Shipping, Well-Trained Workforce Give Ohio Edge
Ohio is within 600 miles of more than 60 percent of all U.S. and Canadian manufacturing locations, and the state’s border with the Great Lakes gives it immediate access to transatlantic shipping, he said. Major interstate highways crisscross the state, and railway and air cargo infrastructure is built up across the state.
“If something is made in the state, it can be moved to markets in a cost-effective way. That’s one major enabler of the success we’re starting to see” in clean energy industries, Burghard told SolveClimate News.
The state also touts a well-trained industrial workforce and hosts an array of major research institutions such as Battelle, the Central Ohio Hub for Advanced Energy Manufacturing and Energy Storage, plus seven statewide Edison Technology Centers.
Another big strength for Ohio manufacturers is its position as the seventh-largest exporting state in the country, a particularly key quality as domestic renewable energy markets lag behind those in Europe and Asia.
Burghard said the state had eliminated taxes on capital improvements, inventory and out-of-state or overseas sales to keep Ohio competitive with global manufacturers.
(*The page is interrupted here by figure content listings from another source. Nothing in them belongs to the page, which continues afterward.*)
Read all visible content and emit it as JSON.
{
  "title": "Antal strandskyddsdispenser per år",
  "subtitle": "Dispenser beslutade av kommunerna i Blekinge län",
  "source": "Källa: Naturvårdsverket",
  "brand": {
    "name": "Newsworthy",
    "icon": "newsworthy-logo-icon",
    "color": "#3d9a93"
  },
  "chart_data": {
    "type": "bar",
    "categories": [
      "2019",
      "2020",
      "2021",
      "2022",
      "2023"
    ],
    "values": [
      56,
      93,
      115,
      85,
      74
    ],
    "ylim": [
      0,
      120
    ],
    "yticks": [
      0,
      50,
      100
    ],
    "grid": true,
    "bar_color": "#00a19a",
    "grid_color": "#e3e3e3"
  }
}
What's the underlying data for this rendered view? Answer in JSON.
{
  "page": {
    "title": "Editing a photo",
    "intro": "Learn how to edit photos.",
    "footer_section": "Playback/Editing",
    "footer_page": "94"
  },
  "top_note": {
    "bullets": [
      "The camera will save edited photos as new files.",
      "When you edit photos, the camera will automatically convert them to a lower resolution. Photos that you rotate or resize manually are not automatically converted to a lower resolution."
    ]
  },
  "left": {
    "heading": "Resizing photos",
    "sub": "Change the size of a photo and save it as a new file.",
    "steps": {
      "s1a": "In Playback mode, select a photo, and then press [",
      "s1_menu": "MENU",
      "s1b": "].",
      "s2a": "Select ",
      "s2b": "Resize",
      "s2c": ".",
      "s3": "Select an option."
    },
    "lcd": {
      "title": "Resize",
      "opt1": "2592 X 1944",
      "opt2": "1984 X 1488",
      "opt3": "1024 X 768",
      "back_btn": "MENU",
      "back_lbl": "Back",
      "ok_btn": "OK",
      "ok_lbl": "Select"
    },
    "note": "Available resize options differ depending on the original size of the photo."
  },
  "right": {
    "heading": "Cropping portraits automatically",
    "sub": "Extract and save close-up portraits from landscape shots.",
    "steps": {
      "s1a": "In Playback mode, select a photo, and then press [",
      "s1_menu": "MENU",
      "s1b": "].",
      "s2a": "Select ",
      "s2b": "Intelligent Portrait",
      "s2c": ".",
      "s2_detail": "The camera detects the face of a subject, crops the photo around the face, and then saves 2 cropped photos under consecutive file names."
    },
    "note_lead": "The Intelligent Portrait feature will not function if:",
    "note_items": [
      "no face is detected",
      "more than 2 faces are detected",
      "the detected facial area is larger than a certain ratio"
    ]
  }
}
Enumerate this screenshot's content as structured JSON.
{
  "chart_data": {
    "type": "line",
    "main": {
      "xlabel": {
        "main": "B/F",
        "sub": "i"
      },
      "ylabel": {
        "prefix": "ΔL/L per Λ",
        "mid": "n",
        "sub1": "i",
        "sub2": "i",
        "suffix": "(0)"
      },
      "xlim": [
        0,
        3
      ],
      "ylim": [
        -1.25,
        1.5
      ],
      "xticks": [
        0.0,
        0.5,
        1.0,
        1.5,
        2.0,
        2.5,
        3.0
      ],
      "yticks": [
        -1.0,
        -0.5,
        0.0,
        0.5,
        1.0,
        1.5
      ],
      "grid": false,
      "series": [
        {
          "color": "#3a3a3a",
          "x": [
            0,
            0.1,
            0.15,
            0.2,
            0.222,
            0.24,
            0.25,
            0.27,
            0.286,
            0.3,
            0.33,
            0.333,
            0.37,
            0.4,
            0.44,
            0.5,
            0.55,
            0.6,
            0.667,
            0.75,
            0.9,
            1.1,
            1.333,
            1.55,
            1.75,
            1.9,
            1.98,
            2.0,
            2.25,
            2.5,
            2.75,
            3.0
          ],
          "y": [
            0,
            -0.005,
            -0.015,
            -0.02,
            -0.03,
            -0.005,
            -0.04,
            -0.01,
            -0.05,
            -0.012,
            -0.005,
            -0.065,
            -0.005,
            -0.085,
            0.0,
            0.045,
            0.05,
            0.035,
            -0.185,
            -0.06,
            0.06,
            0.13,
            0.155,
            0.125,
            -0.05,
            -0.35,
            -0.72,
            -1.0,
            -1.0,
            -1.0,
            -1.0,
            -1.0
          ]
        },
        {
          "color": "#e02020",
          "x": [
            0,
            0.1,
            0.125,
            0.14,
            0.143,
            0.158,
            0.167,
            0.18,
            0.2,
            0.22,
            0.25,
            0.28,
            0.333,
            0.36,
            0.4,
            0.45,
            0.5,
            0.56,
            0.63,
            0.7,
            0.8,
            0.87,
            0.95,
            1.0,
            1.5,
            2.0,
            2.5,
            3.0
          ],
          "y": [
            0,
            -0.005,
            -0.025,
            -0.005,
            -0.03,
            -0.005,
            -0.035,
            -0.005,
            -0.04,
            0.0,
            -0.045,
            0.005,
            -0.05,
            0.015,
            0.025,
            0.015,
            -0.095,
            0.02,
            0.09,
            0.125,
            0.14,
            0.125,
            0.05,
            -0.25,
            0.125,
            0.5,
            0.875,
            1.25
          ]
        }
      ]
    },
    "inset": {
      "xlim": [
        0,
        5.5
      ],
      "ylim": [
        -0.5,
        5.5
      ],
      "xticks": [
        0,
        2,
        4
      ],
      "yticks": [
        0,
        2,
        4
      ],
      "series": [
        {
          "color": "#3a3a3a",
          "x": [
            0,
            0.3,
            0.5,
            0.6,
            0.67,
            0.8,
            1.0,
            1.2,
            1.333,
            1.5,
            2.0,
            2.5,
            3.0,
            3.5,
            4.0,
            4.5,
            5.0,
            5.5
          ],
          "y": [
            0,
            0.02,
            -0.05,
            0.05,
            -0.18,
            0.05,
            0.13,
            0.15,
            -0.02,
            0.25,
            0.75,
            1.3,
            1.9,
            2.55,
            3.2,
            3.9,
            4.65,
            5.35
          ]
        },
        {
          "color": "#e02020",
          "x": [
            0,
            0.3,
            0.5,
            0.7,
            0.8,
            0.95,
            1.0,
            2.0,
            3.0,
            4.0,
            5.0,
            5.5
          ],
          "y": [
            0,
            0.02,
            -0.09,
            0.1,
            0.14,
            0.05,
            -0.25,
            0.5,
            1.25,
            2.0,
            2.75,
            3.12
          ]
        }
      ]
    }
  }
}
Renewable Portfolio Standard Also Plays a Role
ELPC said that Ohio’s aggressive renewable portfolio standard (RPS) also played a role in boosting green manufacturing. The RPS signals to firms that more wind farms, solar plants and other alternative projects will require more components like the ones their factories produce.
In 2008, Ohio mandated that 12.5 percent of electricity sold in state must come from renewable energy sources like wind and solar by 2025, while an additional 12.5 percent must come from alternative energy sources, such as nuclear power, natural gas and so-called “clean coal.”
Although Ohio has just 10 megawatts of installed wind capacity and slightly more solar capacity, projects underway this year will add 1,300 megawatts and 50 megawatts of installed wind and solar, respectively.
In Cardinal Fastener’s case, more than 95 percent of the firm’s wind turbine generator fasteners are exported to states with strong RPS policies in place, according to the ELPC study.
However, John Grabner said that a federal clean energy standard is the biggest way to boost green manufacturing in Ohio.
Domestic suppliers are “losing our edge” because the demand for renewable energy is so much greater abroad, he said.
Scott Miller added: “A federal standard would set a national market and send a signal to overseas markets to locate in Ohio.”